Retour vers le futur

Trois ans après « Yours and Mine », Steffi sort « Power Of Anonymity » sur Ostgut Ton. Un deuxième album aux accents rétro-futuristes synonyme de nouveau souffle.

C’est en quelque sorte un retour aux sources. Une cure de jouvence bercée par les réminiscences d’un passé enseveli. A quarante ans passés, l’Hollandaise exilée à Berlin était arrivée à la fin d’un cycle : « Quand tu mixes depuis une vingtaine d’années, la routine s’installe.  La boucle était bouclée. Je ressentais le besoin de revenir à mes premiers amours.  » La résidente du Panorama Bar fait référence à ses premiers pas sur la scène électronique à la fin des années 1990. Organisatrice des soirées Elechicks à Amsterdam , Steffi était à l’époque influencée par l’IDM anglaise (Aphex Twin, Boards of Canada, Autechre, The Black Dog…) et l’electro « made in » Detroit (Drexciya, Dopplereffekt…). C’est à cette période qu’elle rencontre Dexter, co-fondateur de son label Klakson en 2000. Quatorze années plus tard, les deux vieux compagnons de route se retrouveront pour la sortie de l’ep « Warme Hap » sur Dolly Dubs. « Cette collaboration a fait resurgir les vibrations du passé. Cela m’a énormément inspiré car j’étais justement à la recherche de l’excitation de mes débuts, quand j’étais  une parfaite inconnue,  quand rien n’avait d’importance, quand le regard des autres n’avait aucun impact sur ma musique. »

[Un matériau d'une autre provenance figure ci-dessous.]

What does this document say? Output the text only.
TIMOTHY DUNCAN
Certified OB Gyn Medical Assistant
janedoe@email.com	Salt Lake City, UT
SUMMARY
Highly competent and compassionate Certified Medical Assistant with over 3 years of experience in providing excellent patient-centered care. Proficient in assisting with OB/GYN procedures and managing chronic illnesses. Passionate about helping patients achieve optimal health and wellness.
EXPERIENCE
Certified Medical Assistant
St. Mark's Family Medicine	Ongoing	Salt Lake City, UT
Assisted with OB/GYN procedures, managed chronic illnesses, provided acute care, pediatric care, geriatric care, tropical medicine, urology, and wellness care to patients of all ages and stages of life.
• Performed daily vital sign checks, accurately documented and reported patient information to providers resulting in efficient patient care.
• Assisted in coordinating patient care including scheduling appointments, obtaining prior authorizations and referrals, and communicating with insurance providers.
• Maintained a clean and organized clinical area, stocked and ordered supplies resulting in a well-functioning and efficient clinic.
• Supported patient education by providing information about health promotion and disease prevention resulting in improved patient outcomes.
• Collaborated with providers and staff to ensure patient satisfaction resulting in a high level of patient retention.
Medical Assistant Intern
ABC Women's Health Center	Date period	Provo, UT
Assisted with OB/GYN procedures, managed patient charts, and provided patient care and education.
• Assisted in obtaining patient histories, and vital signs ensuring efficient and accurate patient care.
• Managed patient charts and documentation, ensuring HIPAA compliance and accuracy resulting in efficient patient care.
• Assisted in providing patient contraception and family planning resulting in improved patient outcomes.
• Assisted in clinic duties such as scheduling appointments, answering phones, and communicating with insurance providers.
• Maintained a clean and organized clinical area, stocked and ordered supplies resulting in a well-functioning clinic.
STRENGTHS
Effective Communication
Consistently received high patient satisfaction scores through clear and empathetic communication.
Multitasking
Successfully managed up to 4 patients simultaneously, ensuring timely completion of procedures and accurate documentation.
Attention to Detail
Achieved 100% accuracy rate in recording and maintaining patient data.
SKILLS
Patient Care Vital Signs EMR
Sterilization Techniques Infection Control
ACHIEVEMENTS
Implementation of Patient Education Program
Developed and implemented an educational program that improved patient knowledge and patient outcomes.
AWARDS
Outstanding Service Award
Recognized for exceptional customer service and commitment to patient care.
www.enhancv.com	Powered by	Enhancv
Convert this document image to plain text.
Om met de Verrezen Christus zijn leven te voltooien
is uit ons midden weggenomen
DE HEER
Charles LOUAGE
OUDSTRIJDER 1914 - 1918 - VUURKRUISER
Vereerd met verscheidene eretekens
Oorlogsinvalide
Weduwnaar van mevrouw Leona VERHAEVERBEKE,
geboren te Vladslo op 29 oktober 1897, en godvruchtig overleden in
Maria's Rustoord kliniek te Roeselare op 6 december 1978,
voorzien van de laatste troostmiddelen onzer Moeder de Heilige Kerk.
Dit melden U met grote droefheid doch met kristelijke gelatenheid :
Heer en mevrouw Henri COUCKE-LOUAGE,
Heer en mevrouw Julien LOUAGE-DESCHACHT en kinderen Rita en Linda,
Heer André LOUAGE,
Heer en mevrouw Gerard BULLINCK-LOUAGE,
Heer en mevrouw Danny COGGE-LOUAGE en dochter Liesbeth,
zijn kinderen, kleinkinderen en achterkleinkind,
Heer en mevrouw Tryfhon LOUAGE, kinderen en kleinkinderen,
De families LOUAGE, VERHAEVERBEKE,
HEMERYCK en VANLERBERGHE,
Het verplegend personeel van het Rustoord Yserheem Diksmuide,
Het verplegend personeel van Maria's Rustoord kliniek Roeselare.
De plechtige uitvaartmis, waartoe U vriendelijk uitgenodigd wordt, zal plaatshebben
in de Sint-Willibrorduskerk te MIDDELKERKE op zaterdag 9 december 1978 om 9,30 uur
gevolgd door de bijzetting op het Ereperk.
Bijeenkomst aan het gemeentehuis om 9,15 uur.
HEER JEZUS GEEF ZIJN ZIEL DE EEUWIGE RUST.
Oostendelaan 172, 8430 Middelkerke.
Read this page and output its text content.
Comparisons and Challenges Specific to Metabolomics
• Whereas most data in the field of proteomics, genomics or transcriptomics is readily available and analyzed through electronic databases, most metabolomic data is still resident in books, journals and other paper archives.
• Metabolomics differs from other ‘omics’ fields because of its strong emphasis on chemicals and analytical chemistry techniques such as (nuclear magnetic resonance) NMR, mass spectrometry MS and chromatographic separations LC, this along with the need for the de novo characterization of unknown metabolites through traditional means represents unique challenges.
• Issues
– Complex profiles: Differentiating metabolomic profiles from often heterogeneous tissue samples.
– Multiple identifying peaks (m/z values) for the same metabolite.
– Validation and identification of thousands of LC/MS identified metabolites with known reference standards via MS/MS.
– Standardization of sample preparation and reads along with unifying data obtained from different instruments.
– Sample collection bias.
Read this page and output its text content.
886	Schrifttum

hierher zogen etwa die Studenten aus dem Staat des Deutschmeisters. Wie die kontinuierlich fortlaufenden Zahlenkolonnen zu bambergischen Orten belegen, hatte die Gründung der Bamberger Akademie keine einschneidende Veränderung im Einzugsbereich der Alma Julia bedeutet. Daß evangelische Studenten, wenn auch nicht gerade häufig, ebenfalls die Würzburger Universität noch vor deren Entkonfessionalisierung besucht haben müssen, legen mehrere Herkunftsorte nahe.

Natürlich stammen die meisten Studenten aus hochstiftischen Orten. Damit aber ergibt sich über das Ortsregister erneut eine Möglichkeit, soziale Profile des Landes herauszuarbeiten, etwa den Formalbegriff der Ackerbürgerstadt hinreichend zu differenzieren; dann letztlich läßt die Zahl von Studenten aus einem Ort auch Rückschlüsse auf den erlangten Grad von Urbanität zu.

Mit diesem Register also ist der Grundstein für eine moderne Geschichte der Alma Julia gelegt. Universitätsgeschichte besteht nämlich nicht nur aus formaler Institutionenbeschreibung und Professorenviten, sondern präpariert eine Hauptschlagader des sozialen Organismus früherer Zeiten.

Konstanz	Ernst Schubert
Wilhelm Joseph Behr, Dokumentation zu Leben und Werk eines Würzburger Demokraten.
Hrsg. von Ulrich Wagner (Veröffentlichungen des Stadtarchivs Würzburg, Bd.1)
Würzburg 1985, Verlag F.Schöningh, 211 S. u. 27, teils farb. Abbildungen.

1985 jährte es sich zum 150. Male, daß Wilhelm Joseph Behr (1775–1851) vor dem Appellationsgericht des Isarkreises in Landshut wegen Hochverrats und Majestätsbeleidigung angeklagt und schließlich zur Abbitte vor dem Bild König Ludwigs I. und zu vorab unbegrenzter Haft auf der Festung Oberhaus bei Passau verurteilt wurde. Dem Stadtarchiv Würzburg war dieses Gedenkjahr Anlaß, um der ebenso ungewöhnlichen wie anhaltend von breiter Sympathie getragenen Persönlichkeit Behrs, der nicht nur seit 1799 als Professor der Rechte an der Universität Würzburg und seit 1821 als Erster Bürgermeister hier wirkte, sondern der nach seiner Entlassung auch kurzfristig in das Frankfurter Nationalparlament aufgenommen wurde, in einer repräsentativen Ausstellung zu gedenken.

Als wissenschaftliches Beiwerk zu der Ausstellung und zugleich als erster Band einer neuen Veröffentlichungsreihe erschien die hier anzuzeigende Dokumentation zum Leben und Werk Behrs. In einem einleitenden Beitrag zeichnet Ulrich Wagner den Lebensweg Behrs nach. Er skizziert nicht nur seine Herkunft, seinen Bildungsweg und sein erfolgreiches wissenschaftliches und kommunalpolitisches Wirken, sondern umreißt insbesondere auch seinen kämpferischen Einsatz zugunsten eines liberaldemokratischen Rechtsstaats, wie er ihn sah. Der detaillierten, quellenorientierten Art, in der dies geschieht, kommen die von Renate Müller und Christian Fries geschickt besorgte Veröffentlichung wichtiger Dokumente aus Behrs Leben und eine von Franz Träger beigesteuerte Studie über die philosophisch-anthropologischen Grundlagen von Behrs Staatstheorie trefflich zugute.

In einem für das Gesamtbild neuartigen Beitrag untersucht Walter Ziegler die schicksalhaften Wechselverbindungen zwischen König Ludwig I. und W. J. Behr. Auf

Photo : Lisa Swarna Khanna

Photo : Lisa Swarna Khanna

Décidée à faire abstraction du monde extérieur, Steffi s’enferme dans son studio durant une période de deux mois sans accepter la moindre date. « Je voulais retrouver une certaine forme de naïveté, repartir de zéro sans penser à mon premier album. » Le déménagement de son studio permettra de donner corps à ses rêves. Pour la première fois de sa vie, Steffi s’octroie le temps nécessaire pour configurer le studio à sa guise : « Je me suis tout de suite sentie plus libre de mes faits et gestes. J’avais du temps devant moi pour explorer les machines et les effets en profondeur, ce qui renforçait ma créativité. L’inspiration ne venait pas du monde extérieur, mais de l’atmosphère qui régnait dans le studio. J’étais « in the zone» . » Des facultés de concentration insoupçonnées qu’elle aimerait aujourd’hui transmettre aux nouvelles générations élevées dans le culte des smartphones et des réseaux sociaux. « Je vois de plus en plus de jeunes pianoter sur leurs smartphones sur le dancefloor. Ils zappent en permanence d’une réalité à l’autre sans se rendre compte qu’ils perdent le contact avec le moment présent. Il est peut-être temps de définir de nouvelles normes sociales dans les clubs. En s’inspirant par exemple du Berghain où les photos sont interdites. A quand un espace facebook ou twitter dans les clubs ? »

Julien Moschetti

Bonus :

Chronique album « Power Of Anonymity » (OstGut Ton)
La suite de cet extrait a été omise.